What happens when the laws of gravity are temporarily suspended? Sooner or later, gravity catches up. In their attempt to suspend the laws of accounting, Indian companies are about to learn that lesson.
Succumbing to pressure from corporate lobbies, the government last week went ahead with temporarily suspending a key accounting norm. Accounting Standard (AS) 11 mandates that a company must mark foreign exchange gains or losses to market prices, and reflect this in its quarterly profit and loss (P&L) account.
Illustration: Jayachandran / Mint
Corporations argue against AS-11 because the rupee has seen wild fluctuations. True, a $1,000 loan from a US bank, worth Rs39,000 in 2008, is now worth Rs50,000. That’s a Rs11,000 increase in liability that, according to AS-11, must be deducted from a company’s P&L. Suspending AS-11 would mean ignoring the Rs11,000 loss.
This loss is instead transferred to the “Foreign Currency Monetary Item Translation Difference Account” on the balance sheet, something so esoteric that it’s sure to mislead investors trying to figure out the company’s worth. But transparency isn’t the only victim. A recent report from Ernst and Young shows that firms could end up increasing their tax liability. The AS-11 suspension decreases losses on the P&L but increases assets on the balance sheet, which translates into that much more tax the company owes. The suspension is also retroactive from December 2006, which means tax owed from previous periods. Accountants will wake up to find a new tax burden, come next fiscal year.

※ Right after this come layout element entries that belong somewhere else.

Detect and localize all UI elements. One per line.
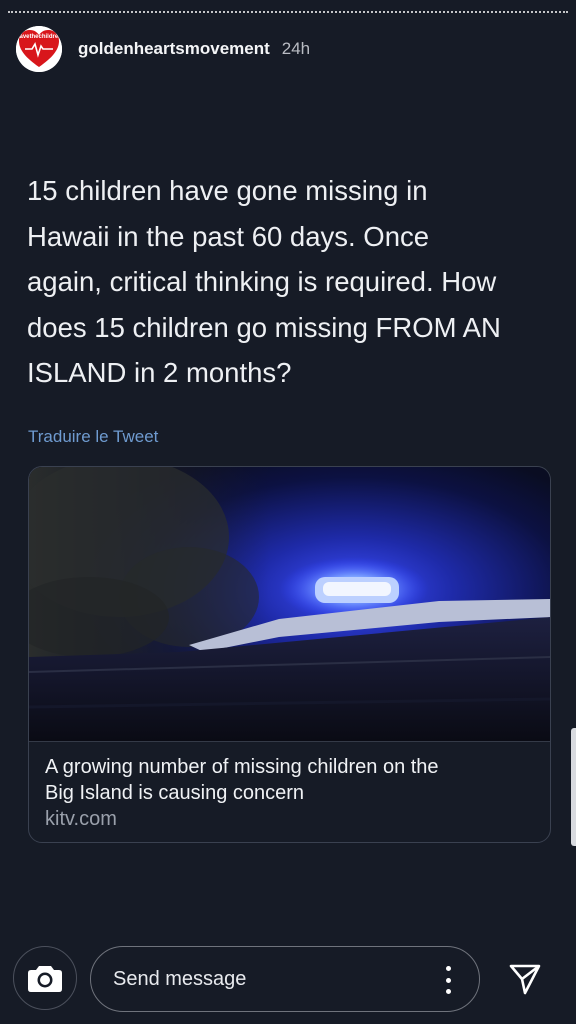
link-preview-body: A growing number of missing children on … (29, 741, 550, 842)
tweet-text: 15 children have gone missing in Hawaii … (27, 168, 557, 396)
tweet-text-line: Hawaii in the past 60 days. Once (27, 220, 430, 252)
send-message-input[interactable]: Send message (90, 946, 480, 1012)
camera-button[interactable] (13, 946, 77, 1010)
link-preview-domain: kitv.com (45, 808, 117, 830)
link-preview-card[interactable]: A growing number of missing children on … (28, 466, 551, 843)
tweet-text-line: again, critical thinking is required. Ho… (27, 266, 497, 297)
story-header: savethechildren goldenheartsmovement 24h (16, 26, 310, 72)
avatar[interactable]: savethechildren (16, 26, 62, 72)
edge-handle (571, 728, 576, 846)
story-progress-bar (8, 11, 568, 13)
tweet-text-line: does 15 children go missing FROM AN (27, 311, 501, 343)
camera-icon (28, 966, 62, 992)
translate-tweet-link[interactable]: Traduire le Tweet (28, 427, 158, 447)
send-message-placeholder: Send message (113, 967, 247, 990)
story-username[interactable]: goldenheartsmovement (78, 39, 270, 59)
link-preview-title: A growing number of missing children on … (45, 756, 439, 778)
tweet-text-line: ISLAND in 2 months? (27, 357, 292, 388)
avatar-logo-text: savethechildren (16, 34, 62, 40)
more-vertical-icon[interactable] (445, 966, 451, 994)
tweet-text-line: 15 children have gone missing in (27, 175, 428, 206)
story-timestamp: 24h (281, 39, 311, 58)
link-preview-title-line2: Big Island is causing concern (45, 782, 305, 804)
heart-logo-icon (16, 26, 62, 72)
reply-bar: Send message (0, 946, 576, 1012)
link-preview-image (29, 467, 550, 741)
send-icon[interactable] (508, 962, 542, 996)
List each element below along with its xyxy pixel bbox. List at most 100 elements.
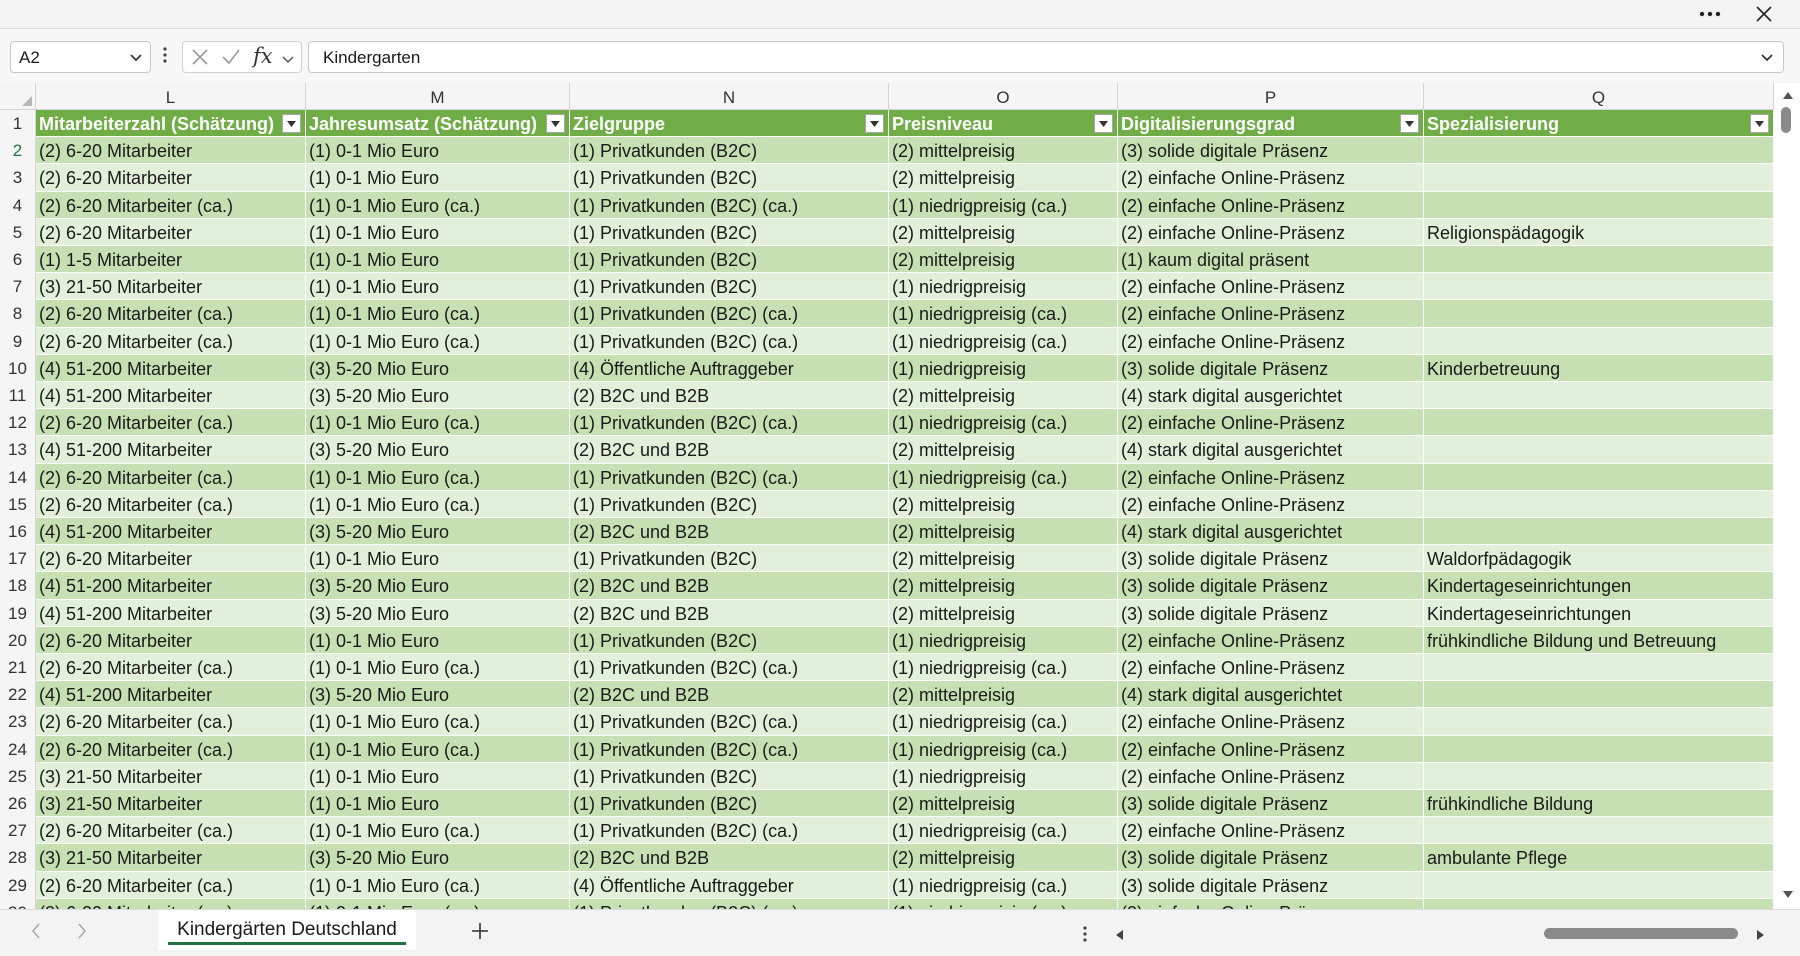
header-cell[interactable]: Preisniveau bbox=[889, 110, 1118, 138]
table-cell[interactable]: (4) 51-200 Mitarbeiter bbox=[36, 681, 306, 709]
plus-icon[interactable] bbox=[470, 917, 490, 948]
table-cell[interactable] bbox=[1424, 871, 1774, 899]
table-cell[interactable]: (1) 0-1 Mio Euro bbox=[306, 164, 570, 192]
row-number[interactable]: 11 bbox=[0, 382, 36, 410]
scroll-right-icon[interactable] bbox=[1756, 928, 1766, 946]
table-cell[interactable]: (3) 5-20 Mio Euro bbox=[306, 382, 570, 410]
column-header-q[interactable]: Q bbox=[1424, 83, 1774, 110]
select-all-corner[interactable] bbox=[0, 83, 36, 110]
table-cell[interactable]: (3) 21-50 Mitarbeiter bbox=[36, 790, 306, 818]
table-cell[interactable]: (4) 51-200 Mitarbeiter bbox=[36, 518, 306, 546]
table-cell[interactable]: (3) solide digitale Präsenz bbox=[1118, 137, 1424, 165]
table-cell[interactable]: (1) Privatkunden (B2C) (ca.) bbox=[570, 817, 889, 845]
table-cell[interactable]: (1) niedrigpreisig (ca.) bbox=[889, 300, 1118, 328]
x-icon[interactable] bbox=[191, 48, 209, 72]
table-cell[interactable]: (1) Privatkunden (B2C) (ca.) bbox=[570, 708, 889, 736]
table-cell[interactable]: (1) niedrigpreisig bbox=[889, 762, 1118, 790]
table-cell[interactable]: (1) 0-1 Mio Euro bbox=[306, 545, 570, 573]
table-cell[interactable] bbox=[1424, 681, 1774, 709]
table-cell[interactable]: (2) 6-20 Mitarbeiter (ca.) bbox=[36, 871, 306, 899]
table-cell[interactable]: (3) 5-20 Mio Euro bbox=[306, 572, 570, 600]
table-cell[interactable]: (1) 0-1 Mio Euro (ca.) bbox=[306, 898, 570, 909]
chevron-left-icon[interactable] bbox=[30, 922, 42, 945]
table-cell[interactable]: (2) einfache Online-Präsenz bbox=[1118, 735, 1424, 763]
row-number[interactable]: 29 bbox=[0, 871, 36, 899]
table-cell[interactable] bbox=[1424, 436, 1774, 464]
row-number[interactable]: 22 bbox=[0, 681, 36, 709]
table-cell[interactable]: (1) Privatkunden (B2C) bbox=[570, 164, 889, 192]
table-cell[interactable]: (3) solide digitale Präsenz bbox=[1118, 545, 1424, 573]
table-cell[interactable]: (1) 0-1 Mio Euro bbox=[306, 762, 570, 790]
sheet-tab-kindergaerten[interactable]: Kindergärten Deutschland bbox=[158, 910, 416, 950]
row-number[interactable]: 25 bbox=[0, 762, 36, 790]
row-number[interactable]: 3 bbox=[0, 164, 36, 192]
table-cell[interactable]: (1) Privatkunden (B2C) (ca.) bbox=[570, 327, 889, 355]
row-number[interactable]: 4 bbox=[0, 191, 36, 219]
row-number[interactable]: 26 bbox=[0, 790, 36, 818]
close-icon[interactable] bbox=[1742, 0, 1786, 28]
table-cell[interactable]: (2) B2C und B2B bbox=[570, 681, 889, 709]
table-cell[interactable]: (1) 0-1 Mio Euro bbox=[306, 218, 570, 246]
table-cell[interactable]: (2) mittelpreisig bbox=[889, 518, 1118, 546]
table-cell[interactable]: Kindertageseinrichtungen bbox=[1424, 572, 1774, 600]
table-cell[interactable] bbox=[1424, 735, 1774, 763]
table-cell[interactable]: (2) 6-20 Mitarbeiter (ca.) bbox=[36, 708, 306, 736]
table-cell[interactable]: (1) 0-1 Mio Euro bbox=[306, 626, 570, 654]
table-cell[interactable]: (1) 0-1 Mio Euro (ca.) bbox=[306, 300, 570, 328]
formula-input[interactable]: Kindergarten bbox=[308, 41, 1784, 73]
table-cell[interactable]: (1) 0-1 Mio Euro (ca.) bbox=[306, 191, 570, 219]
row-number[interactable]: 30 bbox=[0, 898, 36, 909]
vertical-dots-icon[interactable] bbox=[1082, 924, 1088, 949]
table-cell[interactable]: (2) mittelpreisig bbox=[889, 790, 1118, 818]
table-cell[interactable]: (3) 5-20 Mio Euro bbox=[306, 436, 570, 464]
row-number[interactable]: 19 bbox=[0, 599, 36, 627]
more-options-icon[interactable] bbox=[1688, 0, 1732, 28]
row-number[interactable]: 7 bbox=[0, 273, 36, 301]
table-cell[interactable]: (2) 6-20 Mitarbeiter (ca.) bbox=[36, 409, 306, 437]
table-cell[interactable]: (2) mittelpreisig bbox=[889, 572, 1118, 600]
table-cell[interactable]: (2) 6-20 Mitarbeiter (ca.) bbox=[36, 735, 306, 763]
fx-icon[interactable]: fx bbox=[253, 44, 273, 68]
table-cell[interactable]: (2) einfache Online-Präsenz bbox=[1118, 409, 1424, 437]
table-cell[interactable]: (1) Privatkunden (B2C) bbox=[570, 246, 889, 274]
table-cell[interactable]: (1) niedrigpreisig (ca.) bbox=[889, 898, 1118, 909]
table-cell[interactable]: Kindertageseinrichtungen bbox=[1424, 599, 1774, 627]
table-cell[interactable]: (4) Öffentliche Auftraggeber bbox=[570, 871, 889, 899]
row-number[interactable]: 15 bbox=[0, 490, 36, 518]
scroll-left-icon[interactable] bbox=[1114, 928, 1124, 946]
table-cell[interactable]: (3) solide digitale Präsenz bbox=[1118, 844, 1424, 872]
row-number[interactable]: 20 bbox=[0, 626, 36, 654]
table-cell[interactable]: (1) niedrigpreisig (ca.) bbox=[889, 191, 1118, 219]
table-cell[interactable] bbox=[1424, 300, 1774, 328]
table-cell[interactable] bbox=[1424, 137, 1774, 165]
table-cell[interactable]: (1) Privatkunden (B2C) bbox=[570, 545, 889, 573]
table-cell[interactable]: (1) Privatkunden (B2C) (ca.) bbox=[570, 191, 889, 219]
column-header-m[interactable]: M bbox=[306, 83, 570, 110]
table-cell[interactable]: (3) 5-20 Mio Euro bbox=[306, 681, 570, 709]
table-cell[interactable]: (1) Privatkunden (B2C) (ca.) bbox=[570, 898, 889, 909]
table-cell[interactable]: (2) 6-20 Mitarbeiter bbox=[36, 137, 306, 165]
row-number[interactable]: 17 bbox=[0, 545, 36, 573]
vertical-scroll-thumb[interactable] bbox=[1781, 107, 1791, 133]
table-cell[interactable]: (2) mittelpreisig bbox=[889, 246, 1118, 274]
table-cell[interactable]: (2) einfache Online-Präsenz bbox=[1118, 626, 1424, 654]
table-cell[interactable]: (1) Privatkunden (B2C) (ca.) bbox=[570, 654, 889, 682]
chevron-right-icon[interactable] bbox=[76, 922, 88, 945]
table-cell[interactable]: (1) niedrigpreisig (ca.) bbox=[889, 463, 1118, 491]
table-cell[interactable] bbox=[1424, 164, 1774, 192]
table-cell[interactable]: (3) 5-20 Mio Euro bbox=[306, 518, 570, 546]
table-cell[interactable]: (3) solide digitale Präsenz bbox=[1118, 790, 1424, 818]
row-number[interactable]: 23 bbox=[0, 708, 36, 736]
table-cell[interactable]: Waldorfpädagogik bbox=[1424, 545, 1774, 573]
table-cell[interactable]: (1) Privatkunden (B2C) bbox=[570, 137, 889, 165]
table-cell[interactable]: (1) 0-1 Mio Euro bbox=[306, 246, 570, 274]
row-number[interactable]: 6 bbox=[0, 246, 36, 274]
table-cell[interactable]: (2) mittelpreisig bbox=[889, 599, 1118, 627]
row-number[interactable]: 8 bbox=[0, 300, 36, 328]
row-number[interactable]: 2 bbox=[0, 137, 36, 165]
table-cell[interactable]: (1) 0-1 Mio Euro (ca.) bbox=[306, 817, 570, 845]
table-cell[interactable]: (4) 51-200 Mitarbeiter bbox=[36, 354, 306, 382]
table-cell[interactable]: frühkindliche Bildung bbox=[1424, 790, 1774, 818]
table-cell[interactable]: (1) niedrigpreisig (ca.) bbox=[889, 327, 1118, 355]
header-cell[interactable]: Spezialisierung bbox=[1424, 110, 1774, 138]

Firms will have to keep this in mind. But in a rush to avoid showing losses, this advice may fall flat on their ears. Consider the latest corporate debacle: Mint reported on Tuesday that Habil Khorakiwala, chairman of Wockhardt Ltd, attributed the drug maker’s financial problems to forex mark-to-market and derivatives losses. This narrative would have us believe that sidestepping AS-11 easily avoids these losses.
Yet, this narrative shifts blame away from firms such as Wockhardt, which may have invested in complex cross-currency hedges that now leave them too exposed.
These firms don’t want to own up to their foolhardiness or accept the immutable truth of business cycles: What rises in a boom can fall in a bust. So, they alter gravity’s laws, forgetting that the apple will one day land on their heads with a thud.